What does a customer first attitude mean?
It starts with being true to who you are and being true to what you have promised.
I'm a big believer in integrity. When you agree to accept money for something, you also are making an agreement to do your best. Furthermore, I believe an agreement is an agreement whether money changes hands or not. It's just that getting money for it has a way of doubling down on that.
It means treating people the way they want to be treated
I learned long ago in my business career to look through the eyes of the customer. What does our customer want?
- To get all the orders delivered.
- To make the restaurant (their customer) happy
- They want to make the end user (their customer's customer) happy.
Good customer service requires knowing which things you can do, and doing them well. You can't get all the orders delivered, and the nature of the relationship as an independent contractor means that's not your responsibility to begin with. But you can be efficient in your deliveries.
How you act with the restaurant and with the end user goes a long way with their satisfaction or dissatisfaction where your customer is related. That means not hanging on to negative attitudes. That means realizing there are things that the restaurant workers and the diners have had to deal with that impact how they act with you. It doesn't mean it's okay, but you can control the interaction. You can be pleasant and professional.
Does customer service really make a difference for us?
I think it's hard to take the customer service thing seriously in our position. It's hard to take this idea of being our own business seriously. If we aren't actively gaining and losing customers, does it really make that much difference?

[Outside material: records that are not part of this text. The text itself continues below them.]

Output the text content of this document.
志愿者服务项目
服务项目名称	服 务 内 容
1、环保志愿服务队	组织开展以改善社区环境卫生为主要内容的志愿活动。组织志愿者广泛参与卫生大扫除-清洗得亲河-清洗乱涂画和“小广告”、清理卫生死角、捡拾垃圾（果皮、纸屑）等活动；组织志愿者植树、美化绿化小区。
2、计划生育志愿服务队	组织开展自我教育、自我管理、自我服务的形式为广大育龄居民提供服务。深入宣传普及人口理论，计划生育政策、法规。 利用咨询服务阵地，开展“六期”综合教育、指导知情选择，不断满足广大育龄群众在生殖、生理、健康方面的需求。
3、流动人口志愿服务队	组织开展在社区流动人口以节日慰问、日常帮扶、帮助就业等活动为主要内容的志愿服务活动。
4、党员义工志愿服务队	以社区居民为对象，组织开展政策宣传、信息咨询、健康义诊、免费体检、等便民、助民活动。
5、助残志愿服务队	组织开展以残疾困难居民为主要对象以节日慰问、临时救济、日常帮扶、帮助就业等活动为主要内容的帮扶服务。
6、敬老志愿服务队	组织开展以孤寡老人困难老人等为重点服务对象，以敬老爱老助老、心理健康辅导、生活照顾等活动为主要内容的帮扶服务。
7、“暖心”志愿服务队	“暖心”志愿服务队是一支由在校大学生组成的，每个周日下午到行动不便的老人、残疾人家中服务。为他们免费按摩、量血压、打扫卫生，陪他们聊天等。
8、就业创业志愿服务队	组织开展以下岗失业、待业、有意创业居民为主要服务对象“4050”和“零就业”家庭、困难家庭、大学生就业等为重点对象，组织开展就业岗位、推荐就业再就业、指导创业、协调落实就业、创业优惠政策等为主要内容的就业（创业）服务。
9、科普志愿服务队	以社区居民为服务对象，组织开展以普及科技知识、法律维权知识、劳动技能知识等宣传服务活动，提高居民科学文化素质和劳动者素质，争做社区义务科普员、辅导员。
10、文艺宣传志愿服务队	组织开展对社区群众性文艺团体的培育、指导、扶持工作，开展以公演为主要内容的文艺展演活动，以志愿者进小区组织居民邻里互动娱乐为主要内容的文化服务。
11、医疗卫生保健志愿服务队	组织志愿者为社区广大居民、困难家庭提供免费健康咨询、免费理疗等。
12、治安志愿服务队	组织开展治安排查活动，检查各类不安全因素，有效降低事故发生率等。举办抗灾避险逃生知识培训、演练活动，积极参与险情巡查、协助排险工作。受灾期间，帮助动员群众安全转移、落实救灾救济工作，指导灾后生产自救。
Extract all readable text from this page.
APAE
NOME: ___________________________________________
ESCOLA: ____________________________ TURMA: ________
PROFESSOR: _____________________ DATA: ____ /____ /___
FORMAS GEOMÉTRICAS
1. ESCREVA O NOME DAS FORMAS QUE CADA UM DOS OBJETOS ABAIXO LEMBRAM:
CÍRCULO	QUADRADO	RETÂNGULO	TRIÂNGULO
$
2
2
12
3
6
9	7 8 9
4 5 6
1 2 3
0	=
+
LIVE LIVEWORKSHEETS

Honestly, I don't think that improving metrics or anything really helps improve the orders you will get. I've seen horrible drivers get great orders and I've seen drivers who accept every order and have perfect metrics get taken advantage of. Here's the thing, if you own a store and give away your products, the customers are going to expect more of the same.
I do see some benefits that result from excellent customer service:
It protects the boundaries that you set up as an independent business owner.
Sometimes we get nervous about metrics that the delivery companies are not allowed to really impose, particularly acceptance rates. However, when you do the things you promise you will do when you take an order, you have fulfilled your contract. If your relationship with the restaurant and diner is good, you protect those boundaries. If you are doing the things you promise to do, you have lower risk of penalty for things that cannot be required of you.
It improves things for you in the long run
I think this is particularly true in the restaurants. We talk about this some in episode 13 on the podcast. When you create a good relationship with workers at the restaurants, you start to get priority. They are more likely to take care of you because they realize you are taking care of them.
It makes a difference in your mindset
This may be bigger than anything. Once you decide to approach things with integrity, I think it has a positive impact that spreads across everything. There's a sense of pride and professionalism that goes with it. When you treat others positively, you tend to sense more positivity from them.
The bottom line
Ultimately, our customer service is a reflection of who we are as a person. How you act in small situations like when you're frustrated with a restaurant or with a customer care agent is a reflection of how you act in larger things. If you ever end up catching the entrepreneurial bug from doing this, it will show even more on a larger scale.
I don't like the things that that our customers do in certain areas. But as long as I'm willing to accept money from them, I'm not going to let those opinions get in the way of my own integrity. They can be the worst that they can be at times. That doesn't mean that I can't still be the best that I can be.